La première partie du trajet de Victoria à Quatre-Bornes central, on la connaît déjà pour l’avoir parcourue plusieurs fois ces derniers mois. D’ailleurs, c’est la partie Victoria-Coromandel qui reste la plus belle, avec une vue sur les chaînes de montagnes de Moka… Une manière de redécouvrir les contours d’une île que l’on a appris par cœur dans notre Atlas lors de nos classes d’EVS. Une île que l’on a vu changer à vitesse grand V sans vraiment se rendre compte de sa beauté, de ses paysages, de ses montagnes, de ses champs de canne. Eh oui, comme dit plus haut, dans le métro, l’on « casse sa pause » et Week-End ne s’est pas privé. À 15h49, à la station de Trianon, le métro est quasiment vide avec une dizaine de passagers. Et en trois minutes à peine, nous arrivons à la station de Phœnix. Tout le monde débarque, sauf l’équipe de Week-End, attendant impatiemment de continuer le trajet vers Curepipe.

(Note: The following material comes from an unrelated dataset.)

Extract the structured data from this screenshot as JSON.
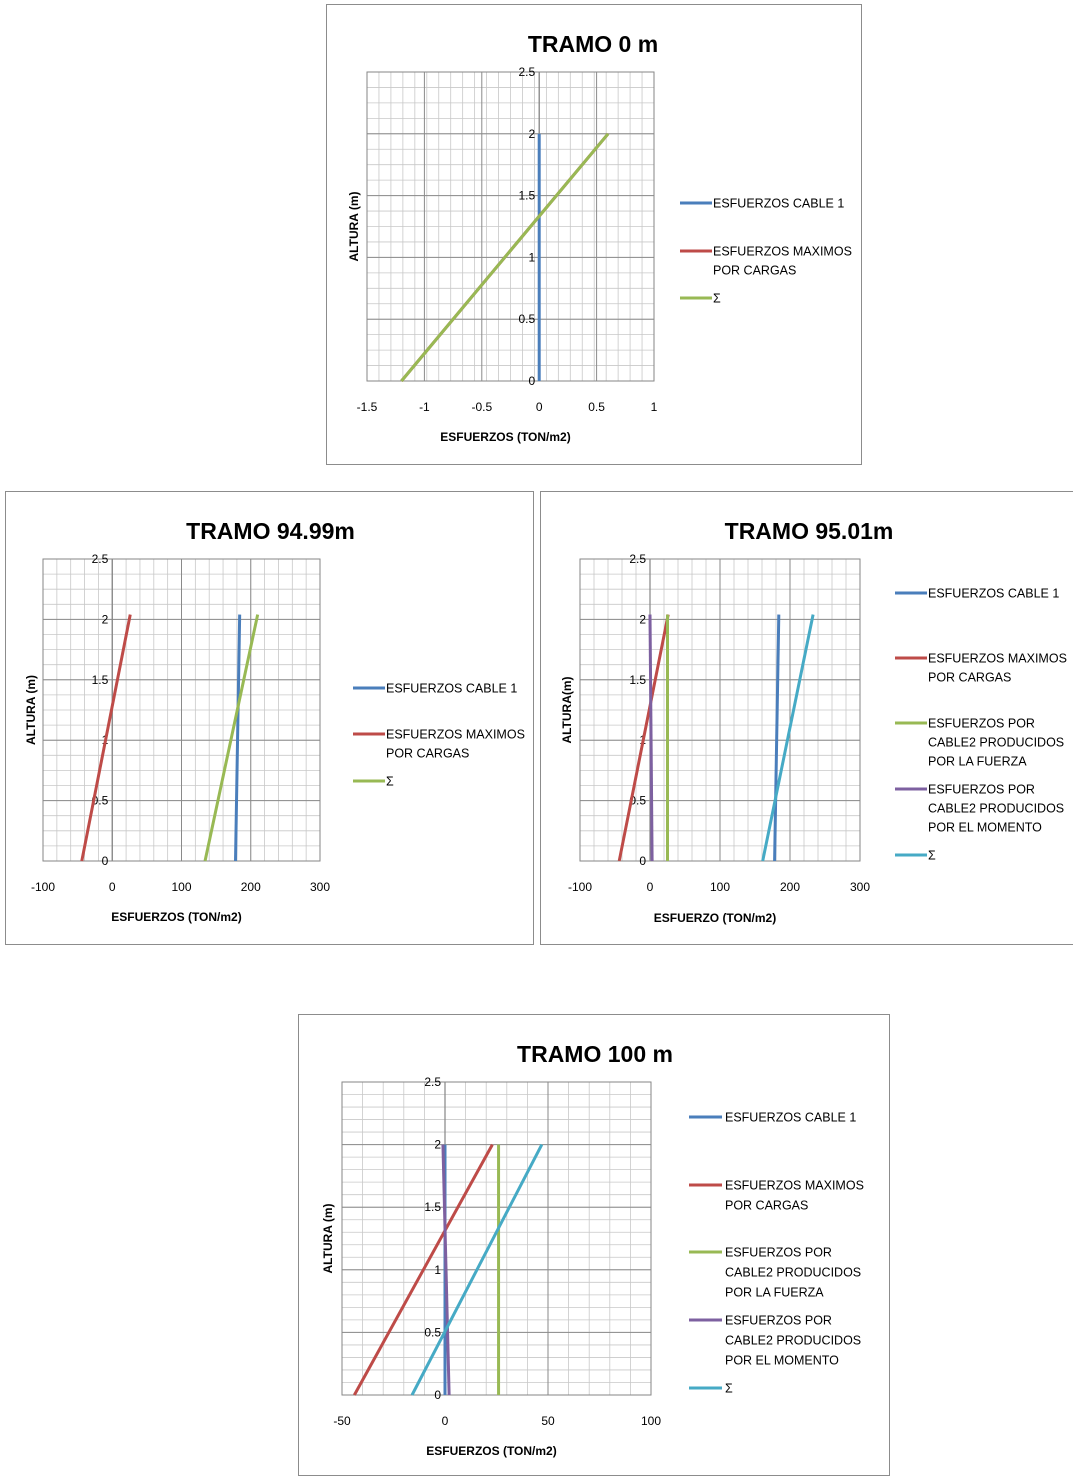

En voyant le train prendre l’autre voie, l’on se rend vite compte qu’on doit aussi descendre, croyant avoir pris le mauvais train. Finalement, sur la station de Phœnix, une équipe de techniciens de MEL attend aussi et nous indique gentiment qu’il faudra prendre le prochain métro. « Les trial runs ont fini depuis 14h, là on attend le rehearsal train pour le lancement. » Effectivement, les trial runs pour la phase 2c du projet (Phoenix/Curepipe) ont commencé le 21 juillet. Après quelques minutes d’attente, le tram 108 pointe le bout de son nez et l’on commence à sentir l’électricité dans l’air. À bord, le CEO de MEL, Das Mootanah, et son équipe font les derniers ajustements pour le jour-J. Dans la cabine du conducteur, le train captain est concentré. À 16h10, le métro commence le trajet. Et nous voilà partis pour à peu près 20 minutes de voyage.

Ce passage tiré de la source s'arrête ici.